Published online by Cambridge University Press: 12 September 2012
The 1970s was the most violent decade in the history of Northern Ireland. By the end of the decade, over two thousand people had died as a result of ‘the troubles’, roughly half at the hands of the Provisional IRA. The impotence of the IRA in August 1969 contrasted with its rapid transition to a movement capable of deadly insurgency. The split in the movement had been finalised during the Sinn Féin Ard Fheis of 10 and 11 January 1970, and the purpose of this chapter is to consider the development of either faction in the aftermath of this division. Approaches to post-split republicanism would prove crucial as the possibility of reunification as well as the threat of further division remained constant for both the Provisional and Official republicans.

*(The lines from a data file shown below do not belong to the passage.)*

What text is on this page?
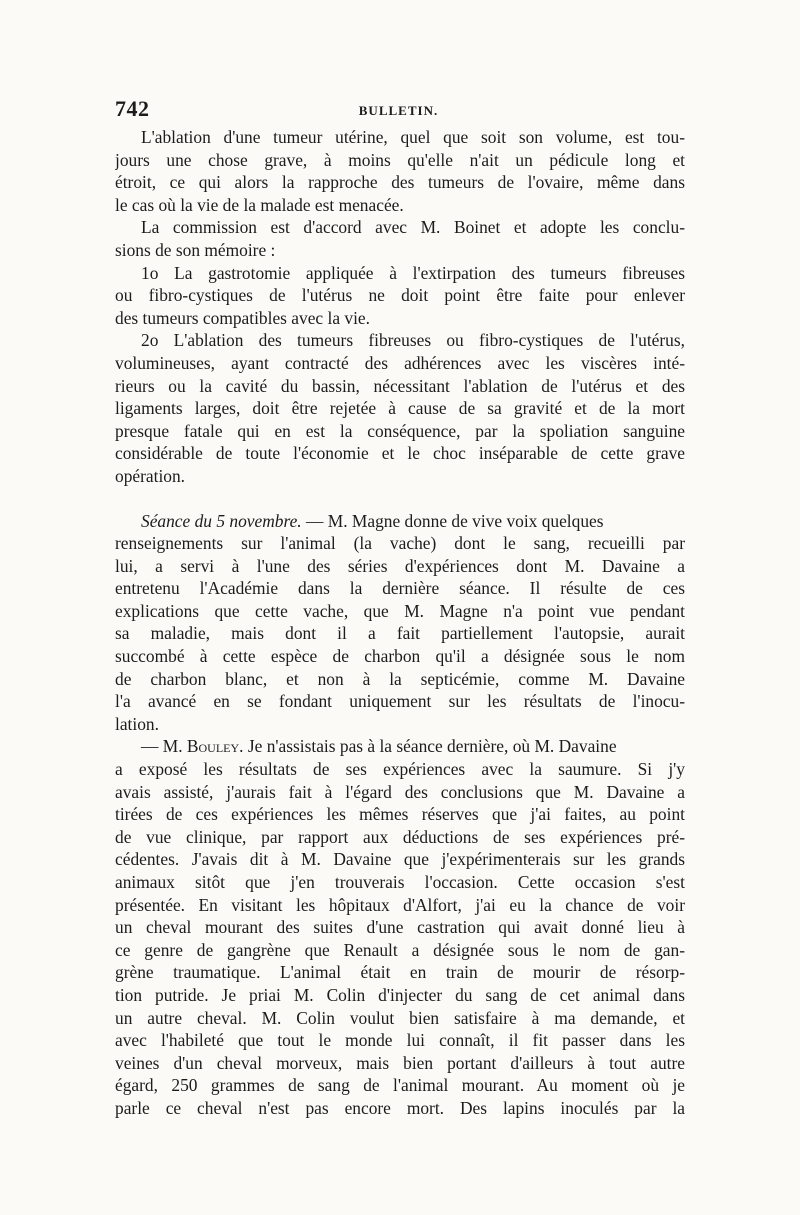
742	BULLETIN.
L'ablation d'une tumeur utérine, quel que soit son volume, est tou-
jours une chose grave, à moins qu'elle n'ait un pédicule long et
étroit, ce qui alors la rapproche des tumeurs de l'ovaire, même dans
le cas où la vie de la malade est menacée.
La commission est d'accord avec M. Boinet et adopte les conclu-
sions de son mémoire :
1o La gastrotomie appliquée à l'extirpation des tumeurs fibreuses
ou fibro-cystiques de l'utérus ne doit point être faite pour enlever
des tumeurs compatibles avec la vie.
2o L'ablation des tumeurs fibreuses ou fibro-cystiques de l'utérus,
volumineuses, ayant contracté des adhérences avec les viscères inté-
rieurs ou la cavité du bassin, nécessitant l'ablation de l'utérus et des
ligaments larges, doit être rejetée à cause de sa gravité et de la mort
presque fatale qui en est la conséquence, par la spoliation sanguine
considérable de toute l'économie et le choc inséparable de cette grave
opération.
Séance du 5 novembre. — M. Magne donne de vive voix quelques
renseignements sur l'animal (la vache) dont le sang, recueilli par
lui, a servi à l'une des séries d'expériences dont M. Davaine a
entretenu l'Académie dans la dernière séance. Il résulte de ces
explications que cette vache, que M. Magne n'a point vue pendant
sa maladie, mais dont il a fait partiellement l'autopsie, aurait
succombé à cette espèce de charbon qu'il a désignée sous le nom
de charbon blanc, et non à la septicémie, comme M. Davaine
l'a avancé en se fondant uniquement sur les résultats de l'inocu-
lation.
— M. Bouley. Je n'assistais pas à la séance dernière, où M. Davaine
a exposé les résultats de ses expériences avec la saumure. Si j'y
avais assisté, j'aurais fait à l'égard des conclusions que M. Davaine a
tirées de ces expériences les mêmes réserves que j'ai faites, au point
de vue clinique, par rapport aux déductions de ses expériences pré-
cédentes. J'avais dit à M. Davaine que j'expérimenterais sur les grands
animaux sitôt que j'en trouverais l'occasion. Cette occasion s'est
présentée. En visitant les hôpitaux d'Alfort, j'ai eu la chance de voir
un cheval mourant des suites d'une castration qui avait donné lieu à
ce genre de gangrène que Renault a désignée sous le nom de gan-
grène traumatique. L'animal était en train de mourir de résorp-
tion putride. Je priai M. Colin d'injecter du sang de cet animal dans
un autre cheval. M. Colin voulut bien satisfaire à ma demande, et
avec l'habileté que tout le monde lui connaît, il fit passer dans les
veines d'un cheval morveux, mais bien portant d'ailleurs à tout autre
égard, 250 grammes de sang de l'animal mourant. Au moment où je
parle ce cheval n'est pas encore mort. Des lapins inoculés par la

The split was cast as one between the political and the military tendencies of republicanism, the Irish Press defining five reasons for the split: the recognition of the parliaments at Stormont, Leinster House and Westminster; the growth of extreme socialism which was felt to be leading towards a dictatorship; a dispute over internal methods used within the movement; the failure of the armed wing to defend Belfast Catholics; and the campaign to retain rather than abolish Stormont. This is not to say that the republican leadership necessarily supported the Stormont parliament, rather they sought to embrace it and challenge it from within. They felt that the goal of achieving political mandate from the electorate across Ireland required the movement to work within existing structures.